Slowly Brin knelt beside him, a stricken look on her face as she saw what had been done to him. The Druid lifted his head wearily, hard eyes locking on her own.

“I am dying, Brin Ohmsford,” he said quietly. She tried to shake her head, but his hand lifted to stop her. “Hear me, Valegirl. It was foretold that this should be. In the Valley of Shale, the shade of Bremen, my father, said to me that it should be. He said that I must pass from the land and that I would not come again. He said that it would happen before our quest was done.”

He winced with sudden pain, his face tightening in response. “I thought that perhaps I could make it otherwise. But the Wraiths… the Wraiths found a way to set free the Jachyra, knowing perhaps… at least hoping that I would be the one it would encounter.
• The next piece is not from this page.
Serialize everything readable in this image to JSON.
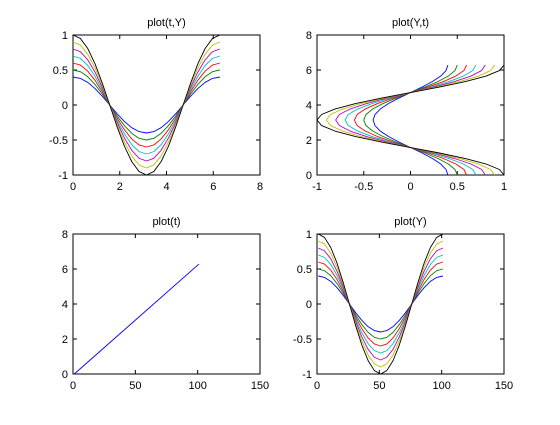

It is a thing of insanity. It feeds on its own pain and on the pain of others. In its madness, it wounds not just the body, but the spirit as well. There is no defense. It would have torn itself apart… just to see me destroyed. It is a poison…”

He choked on the words. Brin bent close, swallowing back the hurt and fear. “We must dress the wounds, Allanon. We must…”

“No, Brin, it is finished,” he cut her short. “There is no help for me. It must be for me as it was foretold.” He glanced across the glen slowly. “But you must help the Prince of Leah. The poison will be in him as well. He is your protector now… as he said he would be.” His eyes shifted back to her own. “Know that his sword is not lost. The magic will not let it be lost. It must… find its way to mortal hands… the river will carry it to those hands…”

Again he choked on the words, this time doubling over sharply against the pain of his wounds. Brin reached out and caught him, held him upright, close against her.

“Don’t talk anymore,” she whispered, tears filling her eyes.

Slowly he pulled away from her, straightening. Blood coated her hands and arms where she had held him.

A faint, ironical smile flickered on his lips. “The Wraiths think that I am the one they need fear—that I am the one who can destroy them.” He shook his head slowly. “They are wrong. You are the power, Brin. You are the one that… nothing can stand against.”

One hand fastened on her arm in a grip of iron. “Hear me well. Your father mistrusts the Elven magic; he fears what it can do. I tell you now that he has reason to mistrust it, Valegirl. The magic can be a thing of light or a thing of dark for the one who possesses it. It seems a toy, perhaps, but it has never been that. Be wary of its power. It is power like nothing I have ever seen. Keep it your own. Use it well, and it will see you safely through to the end of your quest. Use it well, and it will see the Ildatch destroyed!”

“Allanon, I cannot go on without you!” she cried softly, shaking her head in despair.

“You can and you must. As with your father… there is no one else.” His dark face lowered.

She nodded dumbly, barely hearing him, lost in the jumble of emotions that raged within her as she fought back against the inevitability of what was happening.

“The age passes,” Allanon whispered and the black eyes glistened. “So must the Druids pass with it.” His hand lifted to fall gently on hers. “But the trust I carry for them must not pass, Valegirl. It must remain with those who live. That trust I give now to you. Bend close.”

Brin Ohmsford leaned forward until her face was directly before his. Slowly, painfully, the Druid slipped one hand within the shredded robes to his chest, then brought it forth again, the fingers dipped into his own blood. Gently he touched her forehead. Holding the fingers to her flesh, warm with his lifeblood, he spoke softly in a language she had never heard. Something of his touch and of the words seemed to seep into her, filling her with a rush of exhilaration that swept across her vision in a surge of blinding color and then was gone.